Au quatrième jour de mitard, la neige tombe toute la nuit en s’accumulant sur le grillage de la promenade. Lorsque je pénètre dans la cour, j’ai l’impression d’entrer dans une grotte, à cause des stalactites qui se sont formées par dizaines. Je sautille sur place pour ne pas me transformer en statue de glace, les chaussons administratifs n’étant pas en mesure de me protéger du froid, pas davantage que les deux centimètres d’épaisseur de mes vêtements de coton – le fameux droguet.

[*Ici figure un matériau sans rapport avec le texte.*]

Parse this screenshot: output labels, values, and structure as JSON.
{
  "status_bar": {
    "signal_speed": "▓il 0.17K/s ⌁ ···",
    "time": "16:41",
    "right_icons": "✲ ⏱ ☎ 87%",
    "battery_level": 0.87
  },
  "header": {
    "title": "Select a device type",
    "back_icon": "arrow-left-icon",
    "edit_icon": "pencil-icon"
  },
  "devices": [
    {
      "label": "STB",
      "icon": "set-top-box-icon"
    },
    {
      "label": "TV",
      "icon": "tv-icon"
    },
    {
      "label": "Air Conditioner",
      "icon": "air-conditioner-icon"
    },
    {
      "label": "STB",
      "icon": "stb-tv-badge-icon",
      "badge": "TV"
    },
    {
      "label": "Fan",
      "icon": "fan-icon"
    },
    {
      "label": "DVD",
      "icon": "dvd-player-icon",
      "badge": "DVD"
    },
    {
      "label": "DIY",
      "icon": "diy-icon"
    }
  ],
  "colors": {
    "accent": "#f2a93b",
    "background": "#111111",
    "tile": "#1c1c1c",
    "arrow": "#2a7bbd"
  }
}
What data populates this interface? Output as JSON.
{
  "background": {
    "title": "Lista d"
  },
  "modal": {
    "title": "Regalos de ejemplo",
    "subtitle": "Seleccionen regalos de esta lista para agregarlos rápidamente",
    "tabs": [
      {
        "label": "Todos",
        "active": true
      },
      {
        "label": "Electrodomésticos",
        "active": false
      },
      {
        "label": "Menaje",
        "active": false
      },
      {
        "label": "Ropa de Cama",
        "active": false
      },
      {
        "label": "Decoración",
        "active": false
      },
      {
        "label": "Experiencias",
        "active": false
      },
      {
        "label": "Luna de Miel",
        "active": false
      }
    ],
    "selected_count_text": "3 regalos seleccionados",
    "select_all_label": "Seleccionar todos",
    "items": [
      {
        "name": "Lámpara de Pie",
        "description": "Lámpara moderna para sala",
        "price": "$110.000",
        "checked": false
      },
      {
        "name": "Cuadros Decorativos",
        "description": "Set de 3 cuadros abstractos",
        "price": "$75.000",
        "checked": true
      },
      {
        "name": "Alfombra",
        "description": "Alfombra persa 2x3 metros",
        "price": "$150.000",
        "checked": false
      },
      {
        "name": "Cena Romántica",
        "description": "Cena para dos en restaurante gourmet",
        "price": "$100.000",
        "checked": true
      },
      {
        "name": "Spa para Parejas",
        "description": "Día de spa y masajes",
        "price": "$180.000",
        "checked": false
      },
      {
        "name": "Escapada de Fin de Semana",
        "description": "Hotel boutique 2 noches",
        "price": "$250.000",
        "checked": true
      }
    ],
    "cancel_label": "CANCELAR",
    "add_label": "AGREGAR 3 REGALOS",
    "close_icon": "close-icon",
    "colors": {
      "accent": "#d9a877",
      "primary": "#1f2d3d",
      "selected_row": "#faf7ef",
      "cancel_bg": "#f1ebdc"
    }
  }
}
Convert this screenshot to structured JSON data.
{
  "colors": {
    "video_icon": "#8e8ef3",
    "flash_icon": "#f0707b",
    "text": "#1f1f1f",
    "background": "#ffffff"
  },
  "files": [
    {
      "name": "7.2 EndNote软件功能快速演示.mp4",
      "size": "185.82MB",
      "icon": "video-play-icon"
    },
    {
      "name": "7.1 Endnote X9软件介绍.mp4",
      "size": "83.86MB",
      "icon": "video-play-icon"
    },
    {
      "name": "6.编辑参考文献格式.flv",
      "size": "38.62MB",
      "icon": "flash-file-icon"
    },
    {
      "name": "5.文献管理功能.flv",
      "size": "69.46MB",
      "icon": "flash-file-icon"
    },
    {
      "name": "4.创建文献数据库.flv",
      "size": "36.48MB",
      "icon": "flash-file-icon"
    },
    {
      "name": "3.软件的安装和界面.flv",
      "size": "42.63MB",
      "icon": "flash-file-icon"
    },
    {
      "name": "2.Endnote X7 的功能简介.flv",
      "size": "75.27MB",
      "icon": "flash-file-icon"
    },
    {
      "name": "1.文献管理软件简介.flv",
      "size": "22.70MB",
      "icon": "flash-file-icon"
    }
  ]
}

Dans ce frigo, mon regard est attiré par les fils de fer qui maintiennent le grillage de protection aux poutrelles de fer. Le lendemain, je me rends en promenade avec un coupe-ongles escamoté lors d’une fouille, en vue d’effectuer un petit test… lequel s’avère positif : érodé par les hivers et la pluie, le fil n’est pas difficile à sectionner.
Malgré cette découverte, je décide d’attendre les beaux jours, ne voulant pas prendre le risque de devoir me terrer sous la neige dans la forêt voisine. Les beaux jours venus, je couperai plusieurs fils de fer, je soulèverai le grillage et je me glisserai hors de la cour, profitant du relatif relâchement des gardiens, dû au fait qu’aucune tentative d’évasion n’est venue troubler leur vie ces derniers temps. Une fois sorti de là, je foncerai jusqu’à la grande porte d’entrée de la prison, dans laquelle est intégrée une petite porte jamais fermée à clef. J’ai repéré cette anomalie depuis la fenêtre de ma cellote. Une aubaine. Je gagnerai ensuite à pied la ville de Mende, où je volerai une voiture avant de disparaître dans la nature.
Comme toujours, je trouve mon plan infaillible. Mais je suis un poissard.
Un autre détenu, prénommé Patrick, a pensé à la même stratégie que moi, à une nuance près.
Un jour, alors que je me trouve allongé sur mon lit en attendant mon tour de promenade, les bruits stridents de sifflets et deux coups de feu troublent ma sieste.
Une évasion !
Qui s’est porté candidat ? Ce n’est pas le genre de chose que l’on annonce au téléphone à ses codétenus. Il me faudra d’ailleurs plus de trois ans pour savoir. Le temps de faire connaissance avec Patrick entre les murs de la maison centrale d’Ensisheim, en Alsace.
Après avoir escaladé un mur en bout de pignon, il s’est retrouvé sur le toit du bâtiment de la détention, à environ douze mètres de hauteur. De là, il s’est élancé dans le vide en visant le haut du mur d’enceinte, cinq mètres plus bas. Comme Spiderman, sauf qu’à l’atterrissage, ses pieds ont glissé sur le haut du mur d’enceinte. Il s’est retrouvé six mètres plus bas, au pied du mur, mais du mauvais côté. De toute façon, il ne serait pas allé bien loin avec un fémur et un genou brisés. En guise de punition, il a été roué de coups et s’est retrouvé au mitard pour quarante-cinq jours.
Quant à moi, il ne me restait plus qu’à escompter une nouvelle occasion dans une autre taule, certain que les mesures de sécurité allaient ici redoubler.